1R&D Division, Topcon Corporation, Tokyo, Japan
2Cloud-Based Eye Disease Diagnosis Joint Research Team, RIKEN Center for Advanced Photonics, RIKEN, Wako, Japan
3Tohoku University Graduate School of Medicine, Sendai, Japan
4Image Processing Research Team, RIKEN Center for Advanced Photonics, RIKEN, Wako, Japan

Correspondence should be addressed to Masahiro Akiba; pj.oc.nocpot@abika-m

Received 27 December 2017; Revised 6 April 2018; Accepted 18 April 2018; Published 19 June 2018

Academic Editor: Altaf Hussain

Copyright © 2018 Guangzhou An et al. This is an open access article distributed under the Creative Commons Attribution License, which permits unrestricted use, distribution, and reproduction in any medium, provided the original work is properly cited.

Abstract

This study develops an objective machine-learning classification model for classifying glaucomatous optic discs and reveals the classificatory criteria to assist in clinical glaucoma management. In this study, 163 glaucoma eyes were labelled with four optic disc types by three glaucoma specialists and then randomly separated into training and test data. All the images of these eyes were captured using optical coherence tomography and laser speckle flowgraphy to quantify the ocular structure and blood-flow-related parameters. A total of 91 parameters were extracted from each eye along with the patients’ background information.
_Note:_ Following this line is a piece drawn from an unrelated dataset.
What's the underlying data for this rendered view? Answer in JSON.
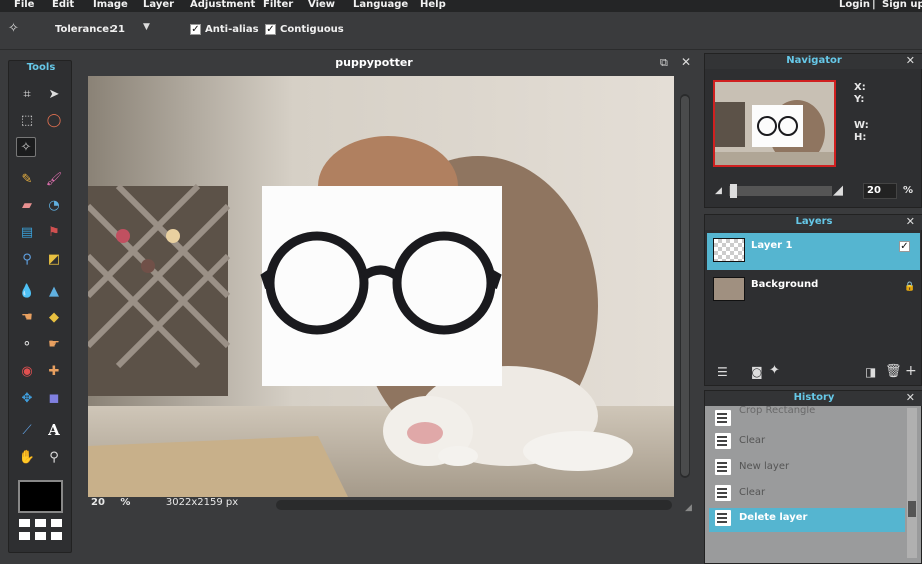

Machine-learning classifiers, including the neural network (NN), naïve Bayes (NB), support vector machine (SVM), and gradient boosted decision trees (GBDT), were trained to build the classification models, and a hybrid feature selection method that combines minimum redundancy maximum relevance and genetic-algorithm-based feature selection was applied to find the most valid and relevant features for NN, NB, and SVM. A comparison of the performance of the three machine-learning classification models showed that the NN had the best classification performance with a validated accuracy of 87.8% using only nine ocular parameters. These selected quantified parameters enabled the trained NN to classify glaucomatous optic discs with relatively high performance without requiring color fundus images.